The PCA projection reveals the underlying geography of elite club football, with the three clusters occupying distinct territories. Three observations stand out:

* **The "Compact Counter" cluster dominates the tactical center.** These 54 teams cluster tightly around the origin, representing the "gravitational center" of European football where moderate pressing and pragmatic possession are the norm.
* **"Elite Attackers" are statistically isolated.** The orange markers sit far to the right, separated from the rest of the pack by a visible gap on PC1. This discontinuity suggests that teams like **Barcelona**, **Dortmund**, and **Real Madrid** operate at a fundamentally different level of offensive intensity rather than a gradual progression from the mean.
* **"The Aggressive Press" shows high vertical variance.** While these 36 teams are united by a high defensive line and press intensity, they spread significantly along PC2. This indicates that while they share a defensive philosophy, they diverge wildly in their transition methods—ranging from high-speed counters to patient territorial control.

This is the landscape of tactical possibility when time and preparation are abundant. Club managers benefit from pre-seasons and daily training to refine these complex systems. However, international football operates under a different constraint: managers inherit talent but lack the luxury of repetition.
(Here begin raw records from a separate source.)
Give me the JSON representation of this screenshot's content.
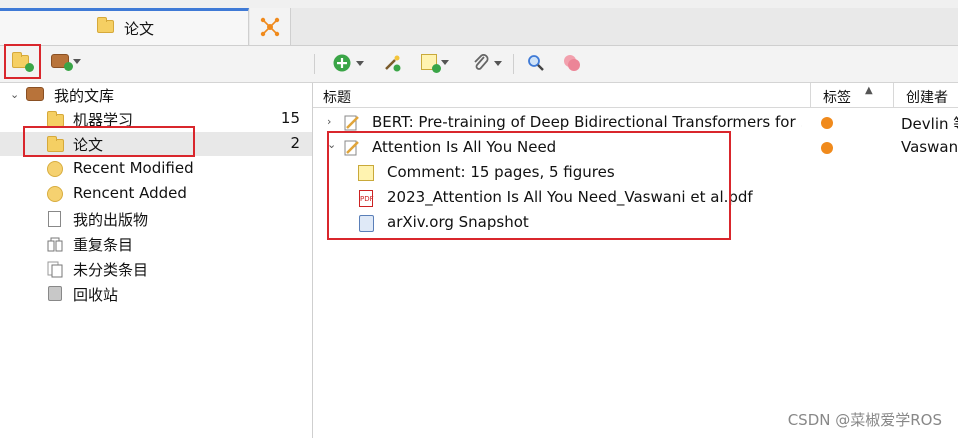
{
  "tabs": {
    "active_label": "论文"
  },
  "left": {
    "library": {
      "label": "我的文库"
    },
    "items": [
      {
        "label": "机器学习",
        "count": "15"
      },
      {
        "label": "论文",
        "count": "2"
      },
      {
        "label": "Recent Modified",
        "count": ""
      },
      {
        "label": "Rencent Added",
        "count": ""
      },
      {
        "label": "我的出版物",
        "count": ""
      },
      {
        "label": "重复条目",
        "count": ""
      },
      {
        "label": "未分类条目",
        "count": ""
      },
      {
        "label": "回收站",
        "count": ""
      }
    ]
  },
  "columns": {
    "title": "标题",
    "tags": "标签",
    "creator": "创建者"
  },
  "rows": [
    {
      "title": "BERT: Pre-training of Deep Bidirectional Transformers for ...",
      "creator": "Devlin 等"
    },
    {
      "title": "Attention Is All You Need",
      "creator": "Vaswani"
    }
  ],
  "children": [
    {
      "title": "Comment: 15 pages, 5 figures"
    },
    {
      "title": "2023_Attention Is All You Need_Vaswani et al.pdf"
    },
    {
      "title": "arXiv.org Snapshot"
    }
  ],
  "watermark": "CSDN @菜椒爱学ROS",
  "colors": {
    "accent": "#3f7ad6",
    "highlight": "#d9262c",
    "tag_dot": "#f08a1c"
  }
}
**The question we turn to now: when months of preparation are compressed into days, what happens to this map?**

## Phase 2: The Compression
### The 10-Day Problem: How Tournaments Shrink the Tactical Map

In June 2022, 32 nations arrived in Qatar with squads assembled from clubs spanning dozens of leagues, tactical systems, and footballing cultures. Each manager faced the same fundamental challenge: forge a coherent tactical identity from players who, only weeks earlier, were executing entirely different systems for their clubs.

While some managers attempt to impose a complex, high-concept vision, the majority opt for radical simplification.
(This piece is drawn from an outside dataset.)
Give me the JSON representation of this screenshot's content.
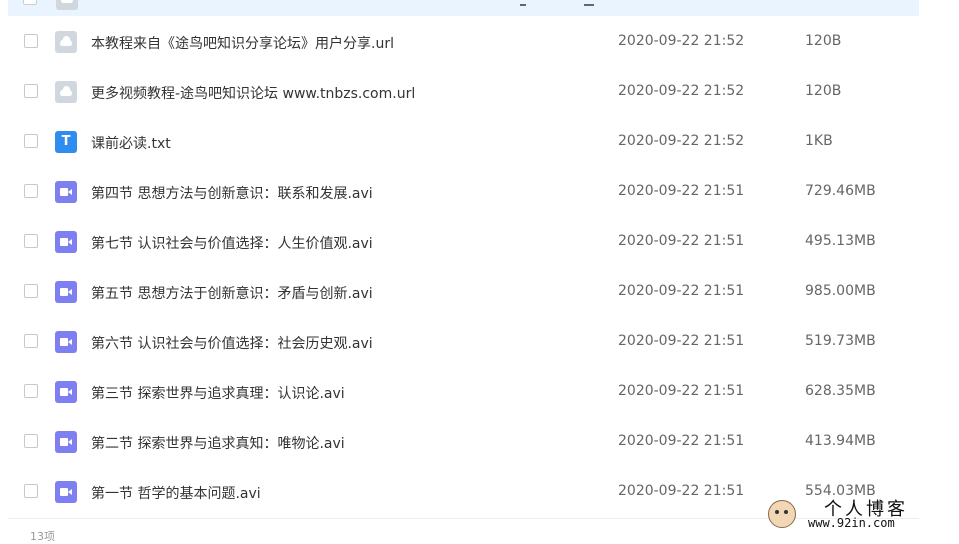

To test this "simplification hypothesis," we project tournament matches—drawn from the 2022 World Cup, 2024 European Championship, and 2024 Copa América—onto the tactical atlas we built from elite club football. If international competition truly forces a "regression to the mean," we should see it reflected in the data: the tournament cloud should occupy significantly less space than the club cloud. The statistical extremes should vanish, and the tactical map should visibly shrink.

In [None]:
# Step 1: Load tournament data
metrics_tournament = loader.load_scope('men_tournaments_2022_24', verbose=False)
men_tournament_profiles = build_team_profile(metrics_tournament, verbose=False)
men_tournament_pd = men_tournament_profiles.to_pandas()
men_tournament_profiles.write_csv('../processed/men_tournament_profiles_2022_24.csv')

men_tournament_pd = assign_to_archetypes(men_tournament_pd, cluster_centers, dimensions)
men_tournament_pd['archetype_name'] = men_tournament_pd['assigned_archetype'].map(archetype_names)
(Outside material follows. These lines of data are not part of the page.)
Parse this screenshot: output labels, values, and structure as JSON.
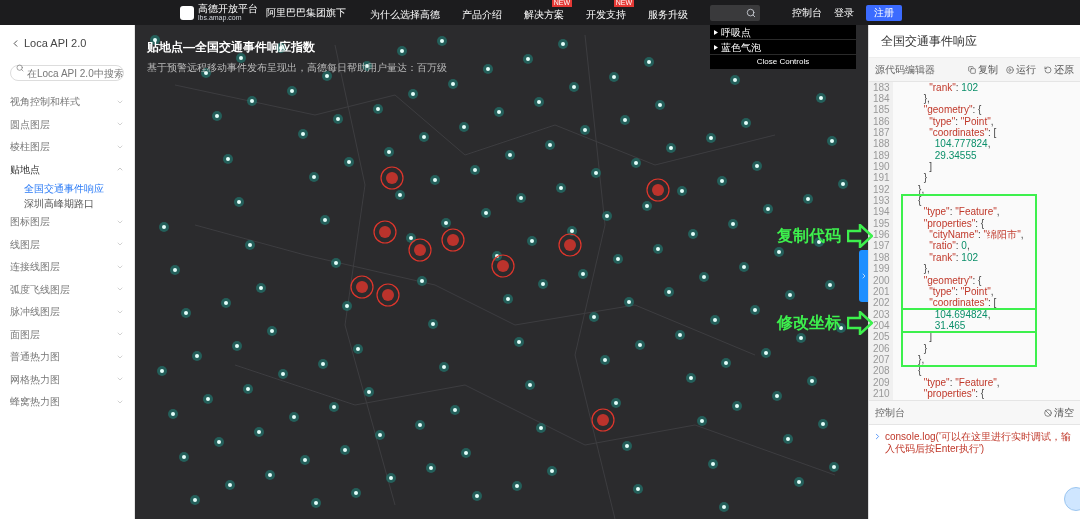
{
  "header": {
    "logo_title": "高德开放平台",
    "logo_subtitle": "lbs.amap.com",
    "tagline": "阿里巴巴集团旗下",
    "nav": [
      {
        "label": "为什么选择高德"
      },
      {
        "label": "产品介绍"
      },
      {
        "label": "解决方案",
        "badge": "NEW"
      },
      {
        "label": "开发支持",
        "badge": "NEW"
      },
      {
        "label": "服务升级"
      }
    ],
    "right_links": [
      "控制台",
      "登录"
    ],
    "register_button": "注册"
  },
  "sidebar": {
    "back_label": "Loca API 2.0",
    "search": {
      "placeholder": "在Loca API 2.0中搜索"
    },
    "items": [
      {
        "label": "视角控制和样式",
        "expanded": false
      },
      {
        "label": "圆点图层",
        "expanded": false
      },
      {
        "label": "棱柱图层",
        "expanded": false
      },
      {
        "label": "贴地点",
        "expanded": true,
        "children": [
          {
            "label": "全国交通事件响应",
            "selected": true
          },
          {
            "label": "深圳高峰期路口",
            "selected": false
          }
        ]
      },
      {
        "label": "图标图层",
        "expanded": false
      },
      {
        "label": "线图层",
        "expanded": false
      },
      {
        "label": "连接线图层",
        "expanded": false
      },
      {
        "label": "弧度飞线图层",
        "expanded": false
      },
      {
        "label": "脉冲线图层",
        "expanded": false
      },
      {
        "label": "面图层",
        "expanded": false
      },
      {
        "label": "普通热力图",
        "expanded": false
      },
      {
        "label": "网格热力图",
        "expanded": false
      },
      {
        "label": "蜂窝热力图",
        "expanded": false
      }
    ]
  },
  "map": {
    "title": "贴地点—全国交通事件响应指数",
    "subtitle": "基于预警远程移动事件发布呈现出，高德每日帮助用户量达：百万级",
    "controls": {
      "folders": [
        "呼吸点",
        "蓝色气泡"
      ],
      "close_label": "Close Controls"
    }
  },
  "panel": {
    "title": "全国交通事件响应",
    "editor_label": "源代码编辑器",
    "actions": [
      "复制",
      "运行",
      "还原"
    ],
    "code_lines": [
      {
        "number": "183",
        "code": "        \"rank\": 102"
      },
      {
        "number": "184",
        "code": "      },"
      },
      {
        "number": "185",
        "code": "      \"geometry\": {"
      },
      {
        "number": "186",
        "code": "        \"type\": \"Point\","
      },
      {
        "number": "187",
        "code": "        \"coordinates\": ["
      },
      {
        "number": "188",
        "code": "          104.777824,"
      },
      {
        "number": "189",
        "code": "          29.34555"
      },
      {
        "number": "190",
        "code": "        ]"
      },
      {
        "number": "191",
        "code": "      }"
      },
      {
        "number": "192",
        "code": "    },"
      },
      {
        "number": "193",
        "code": "    {"
      },
      {
        "number": "194",
        "code": "      \"type\": \"Feature\","
      },
      {
        "number": "195",
        "code": "      \"properties\": {"
      },
      {
        "number": "196",
        "code": "        \"cityName\": \"绵阳市\","
      },
      {
        "number": "197",
        "code": "        \"ratio\": 0,"
      },
      {
        "number": "198",
        "code": "        \"rank\": 102"
      },
      {
        "number": "199",
        "code": "      },"
      },
      {
        "number": "200",
        "code": "      \"geometry\": {"
      },
      {
        "number": "201",
        "code": "        \"type\": \"Point\","
      },
      {
        "number": "202",
        "code": "        \"coordinates\": ["
      },
      {
        "number": "203",
        "code": "          104.694824,"
      },
      {
        "number": "204",
        "code": "          31.465"
      },
      {
        "number": "205",
        "code": "        ]"
      },
      {
        "number": "206",
        "code": "      }"
      },
      {
        "number": "207",
        "code": "    },"
      },
      {
        "number": "208",
        "code": "    {"
      },
      {
        "number": "209",
        "code": "      \"type\": \"Feature\","
      },
      {
        "number": "210",
        "code": "      \"properties\": {"
      }
    ],
    "console_label": "控制台",
    "clear_label": "清空",
    "console_input": "console.log('可以在这里进行实时调试，输入代码后按Enter执行')"
  },
  "annotations": [
    {
      "label": "复制代码"
    },
    {
      "label": "修改坐标"
    }
  ]
}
print(f"Tournament teams: {len(men_tournament_pd)}")

# Step 2: Load same-era club data
metrics_recent = loader.load_scope('recent_club_validation', verbose=False)
recent_club_profiles = build_team_profile(metrics_recent, verbose=False)
recent_club_pd = recent_club_profiles.to_pandas()
recent_club_profiles.write_csv('../processed/recent_club_profiles_2022_23.csv')

recent_club_pd = assign_to_archetypes(recent_club_pd, cluster_centers, dimensions)
recent_club_pd['archetype_name'] = recent_club_pd['assigned_archetype'].map(archetype_names)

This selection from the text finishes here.